Patricia Ozounguet : un patrimoine francophone
Récemment présentée au public francophone par le Programme canadien des bourses de la Francophonie (PCBF) comme une de ses meilleures réussites, Patricia Ozounguet épouse Otchangalt, ancienne directrice des programmes et de la production à la télévision Gabon 1ère, revient dans cette interview sur son passage à l’École nationale de l’administration publique de Québec (ENAP). Actuellement directrice de cabinet du ministre de la Promotion de la bonne gouvernance, de la Lutte contre la corruption et de l’Évaluation des politiques publiques, elle raconte sa conversion et exprime sa gratitude au gouvernement canadien.

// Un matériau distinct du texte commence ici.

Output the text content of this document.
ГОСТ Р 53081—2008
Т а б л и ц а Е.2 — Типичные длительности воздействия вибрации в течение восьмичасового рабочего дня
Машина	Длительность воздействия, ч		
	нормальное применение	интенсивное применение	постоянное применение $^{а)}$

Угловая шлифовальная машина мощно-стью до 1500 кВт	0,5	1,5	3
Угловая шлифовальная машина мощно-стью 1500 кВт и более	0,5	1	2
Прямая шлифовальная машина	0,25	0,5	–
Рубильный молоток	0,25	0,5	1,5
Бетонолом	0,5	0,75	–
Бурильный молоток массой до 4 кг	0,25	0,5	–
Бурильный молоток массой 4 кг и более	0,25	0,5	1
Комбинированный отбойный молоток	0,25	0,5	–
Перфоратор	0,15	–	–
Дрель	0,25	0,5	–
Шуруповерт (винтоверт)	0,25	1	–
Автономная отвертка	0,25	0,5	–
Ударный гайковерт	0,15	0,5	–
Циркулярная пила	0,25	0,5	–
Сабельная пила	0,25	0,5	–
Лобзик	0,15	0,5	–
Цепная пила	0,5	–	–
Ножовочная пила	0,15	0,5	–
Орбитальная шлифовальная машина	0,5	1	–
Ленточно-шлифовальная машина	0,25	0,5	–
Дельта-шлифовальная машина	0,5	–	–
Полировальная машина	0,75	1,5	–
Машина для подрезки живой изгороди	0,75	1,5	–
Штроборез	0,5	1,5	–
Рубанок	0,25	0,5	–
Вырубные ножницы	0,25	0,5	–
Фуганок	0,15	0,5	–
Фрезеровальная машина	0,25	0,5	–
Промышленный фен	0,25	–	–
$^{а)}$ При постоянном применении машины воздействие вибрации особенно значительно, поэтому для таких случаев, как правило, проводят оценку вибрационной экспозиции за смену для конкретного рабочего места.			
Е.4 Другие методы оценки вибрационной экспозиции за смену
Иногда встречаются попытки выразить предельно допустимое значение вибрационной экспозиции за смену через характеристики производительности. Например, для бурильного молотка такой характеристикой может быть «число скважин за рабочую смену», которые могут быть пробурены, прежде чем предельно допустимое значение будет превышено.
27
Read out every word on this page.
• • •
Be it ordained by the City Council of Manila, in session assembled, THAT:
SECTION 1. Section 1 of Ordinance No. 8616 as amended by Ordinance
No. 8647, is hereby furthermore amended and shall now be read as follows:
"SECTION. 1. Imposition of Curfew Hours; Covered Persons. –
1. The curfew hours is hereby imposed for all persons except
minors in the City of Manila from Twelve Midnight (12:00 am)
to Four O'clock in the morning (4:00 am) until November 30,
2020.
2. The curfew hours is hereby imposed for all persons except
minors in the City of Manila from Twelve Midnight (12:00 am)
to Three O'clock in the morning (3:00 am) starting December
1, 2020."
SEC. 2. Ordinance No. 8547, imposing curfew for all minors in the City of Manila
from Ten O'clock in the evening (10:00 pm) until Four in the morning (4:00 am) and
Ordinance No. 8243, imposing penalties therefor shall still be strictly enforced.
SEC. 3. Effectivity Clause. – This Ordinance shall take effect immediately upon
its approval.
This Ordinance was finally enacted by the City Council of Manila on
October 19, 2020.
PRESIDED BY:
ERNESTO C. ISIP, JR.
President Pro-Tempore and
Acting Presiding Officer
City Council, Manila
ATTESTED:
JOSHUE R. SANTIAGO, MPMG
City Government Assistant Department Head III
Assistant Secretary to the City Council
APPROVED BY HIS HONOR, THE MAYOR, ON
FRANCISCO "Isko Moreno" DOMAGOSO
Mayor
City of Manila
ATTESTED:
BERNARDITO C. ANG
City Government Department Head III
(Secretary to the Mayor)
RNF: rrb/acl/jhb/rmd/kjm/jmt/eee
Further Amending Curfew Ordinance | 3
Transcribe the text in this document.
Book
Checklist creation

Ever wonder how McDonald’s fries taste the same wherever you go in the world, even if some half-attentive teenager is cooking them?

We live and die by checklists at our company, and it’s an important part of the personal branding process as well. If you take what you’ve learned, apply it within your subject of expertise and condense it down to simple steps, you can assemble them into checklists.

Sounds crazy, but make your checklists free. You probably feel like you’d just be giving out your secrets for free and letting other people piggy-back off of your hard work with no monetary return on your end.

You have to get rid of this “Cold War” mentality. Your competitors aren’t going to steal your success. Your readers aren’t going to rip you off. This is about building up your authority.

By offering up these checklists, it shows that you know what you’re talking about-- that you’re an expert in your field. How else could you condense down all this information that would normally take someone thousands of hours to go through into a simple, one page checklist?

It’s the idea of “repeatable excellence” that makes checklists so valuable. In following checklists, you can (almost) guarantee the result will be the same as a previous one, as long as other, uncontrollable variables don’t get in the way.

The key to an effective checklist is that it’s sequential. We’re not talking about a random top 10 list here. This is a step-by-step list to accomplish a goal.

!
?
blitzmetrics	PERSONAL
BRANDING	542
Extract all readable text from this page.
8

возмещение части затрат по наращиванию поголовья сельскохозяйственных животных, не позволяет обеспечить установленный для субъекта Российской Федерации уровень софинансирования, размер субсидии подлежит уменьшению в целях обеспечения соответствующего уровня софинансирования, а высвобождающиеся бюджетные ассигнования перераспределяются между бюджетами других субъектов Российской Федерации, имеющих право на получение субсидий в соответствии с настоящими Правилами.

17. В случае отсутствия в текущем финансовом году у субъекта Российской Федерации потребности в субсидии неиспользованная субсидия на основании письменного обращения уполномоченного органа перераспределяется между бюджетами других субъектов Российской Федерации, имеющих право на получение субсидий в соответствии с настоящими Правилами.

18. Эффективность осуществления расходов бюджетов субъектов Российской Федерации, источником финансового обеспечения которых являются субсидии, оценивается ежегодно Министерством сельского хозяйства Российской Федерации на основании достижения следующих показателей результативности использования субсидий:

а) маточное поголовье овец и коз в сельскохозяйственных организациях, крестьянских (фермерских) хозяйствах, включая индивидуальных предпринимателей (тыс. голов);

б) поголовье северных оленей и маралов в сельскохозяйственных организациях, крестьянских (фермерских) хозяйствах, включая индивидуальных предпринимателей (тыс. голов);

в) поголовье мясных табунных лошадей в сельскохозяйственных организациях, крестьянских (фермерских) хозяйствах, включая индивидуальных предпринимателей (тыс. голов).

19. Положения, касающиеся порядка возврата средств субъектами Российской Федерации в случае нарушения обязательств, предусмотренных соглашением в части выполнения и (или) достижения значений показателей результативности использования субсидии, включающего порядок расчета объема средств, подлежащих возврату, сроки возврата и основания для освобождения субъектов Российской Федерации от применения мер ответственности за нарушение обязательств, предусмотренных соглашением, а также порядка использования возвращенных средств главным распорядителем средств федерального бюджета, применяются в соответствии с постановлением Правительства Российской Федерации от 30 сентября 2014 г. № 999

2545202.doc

Gabonreview : Depuis votre retour, quels sont les éléments marquants au niveau de votre carrière professionnelle ?
Patricia Ozounguet épouse Otchangalt : Je suis rentrée du Canada en mai 2019. Comme il est d’usage, après un retour de stage vertical, j’ai entamé les démarches nécessaires auprès de mon administration afin que mon diplôme et mon nouveau profil soient pris en compte dans la gestion de ma carrière. Par ailleurs, je n’ai pas hésité à réseauter, à l’ENAP on nous dit bien qu’il faut doit se donner les moyens de faire connaître ses compétences et surtout se tenir informer des postes disponibles.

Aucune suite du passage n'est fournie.